The design of the compensator and the modulator is integrated with the same theoretical approach, since the signal $S (e_{v_{o}}, t)$ applied to a comparator generates the pulses for the power semiconductors drives. If the short-circuit-proof operation is built into the power semiconductor drives, there is the possibility to measure only the capacitor current (i_L−i_o).

Short-circuit protection and fixed-frequency operation of the power operational amplifier

If we note that all the terms to the left of i_L in Eq. (35.112) represent the value of $i_{L_{r}}$ , a simple way to provide short-circuit protection is to bound the sum of all these terms (Fig. 35.31A with $i_{L_{rmax}} = 100 A$ ). Alternatively, the output current controllers of Fig. 35.28 can be used, comparing Eq. (35.107) with Eq. (35.112), to obtain $i_{L_{r}} = S (e_{v_{o}}, t) / k_{p} + i_{L}$ . Therefore, the block diagram of Fig. 35.31A provides the $i_{L_{r}}$ output (for k_p=1) to be the input of the current controllers (Figs. 35.28 and 35.31A). As seen, the controllers of Figs. 35.28B and 35.30A also ensure fixed-frequency operation.
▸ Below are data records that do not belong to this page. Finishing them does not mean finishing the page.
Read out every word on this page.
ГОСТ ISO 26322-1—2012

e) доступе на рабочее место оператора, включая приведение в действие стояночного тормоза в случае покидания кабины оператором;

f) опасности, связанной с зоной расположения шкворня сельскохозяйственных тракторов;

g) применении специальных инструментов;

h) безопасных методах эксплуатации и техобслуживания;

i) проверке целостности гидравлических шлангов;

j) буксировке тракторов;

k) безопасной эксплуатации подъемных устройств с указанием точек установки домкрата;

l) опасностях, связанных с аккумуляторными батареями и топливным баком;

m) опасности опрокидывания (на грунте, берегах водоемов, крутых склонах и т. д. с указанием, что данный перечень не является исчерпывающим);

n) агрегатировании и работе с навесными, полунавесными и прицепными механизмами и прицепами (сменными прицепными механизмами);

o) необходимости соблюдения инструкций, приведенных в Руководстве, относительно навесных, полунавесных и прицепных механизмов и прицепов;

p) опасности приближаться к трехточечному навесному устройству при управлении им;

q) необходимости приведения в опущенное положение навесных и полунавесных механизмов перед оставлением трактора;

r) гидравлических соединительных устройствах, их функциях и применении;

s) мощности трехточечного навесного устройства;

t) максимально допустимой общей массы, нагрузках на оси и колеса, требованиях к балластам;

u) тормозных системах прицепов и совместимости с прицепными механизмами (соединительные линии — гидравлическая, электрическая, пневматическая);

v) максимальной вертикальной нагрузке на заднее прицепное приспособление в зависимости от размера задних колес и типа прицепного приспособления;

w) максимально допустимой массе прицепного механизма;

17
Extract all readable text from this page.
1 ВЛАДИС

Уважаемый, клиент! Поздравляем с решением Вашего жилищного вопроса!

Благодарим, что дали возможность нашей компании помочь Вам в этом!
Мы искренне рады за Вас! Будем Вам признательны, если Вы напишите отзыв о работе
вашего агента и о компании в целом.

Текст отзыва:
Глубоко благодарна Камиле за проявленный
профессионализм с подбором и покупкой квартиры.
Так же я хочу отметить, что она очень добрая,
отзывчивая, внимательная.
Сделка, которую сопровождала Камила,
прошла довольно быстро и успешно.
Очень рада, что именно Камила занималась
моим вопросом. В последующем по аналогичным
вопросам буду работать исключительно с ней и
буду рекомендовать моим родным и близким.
For comparison purposes, a proportional-integral (PI) controller, with antiwindup (Fig. 35.31B) for output voltage control, was designed, supposing the current-mode control of the half bridge $(i_{L_{r}} = g_{m} v_{i_{L}} / (1 + s T_{d})$ considering a small delay T_d) and a pure resistive load R_o and using the approach outlined in Examples 35.6 and 35.8 (k_v=1, g_m=1, ζ²=0.5, and T_d=600 μs). The obtained PI (35.50) parameters are

$\begin{array}{l} T_{z} = R_{o} C_{o} \\ T_{p} = 4 ζ^{2} g_{m} k_{v} R_{o} T_{d} \end{array}$

si373_e (35.116)

Both variable frequency (Fig. 35.32) and constant frequency (Fig. 35.33) sliding-mode output voltage controllers present excellent performance and robustness with nominal loads. With loads much higher than the nominal value (Figs. 35.32B and 35.33B), the performance and robustness are also excellent. The sliding-mode constant-frequency PWM controller presents the additional advantage of injecting lower ripple in the load.

f35-32-9780128114070 — Fig. 35.32 Performance of the power operational amplifier; response to a ${v_{o}}_{_{r}}$ step from −200 to 200 V at t=0.001 s and to a V_DC step from 300 to 230 V at t=0.015 s: (A) variable-frequency sliding mode (nominal load) and (B) variable-frequency sliding mode (R_o×20).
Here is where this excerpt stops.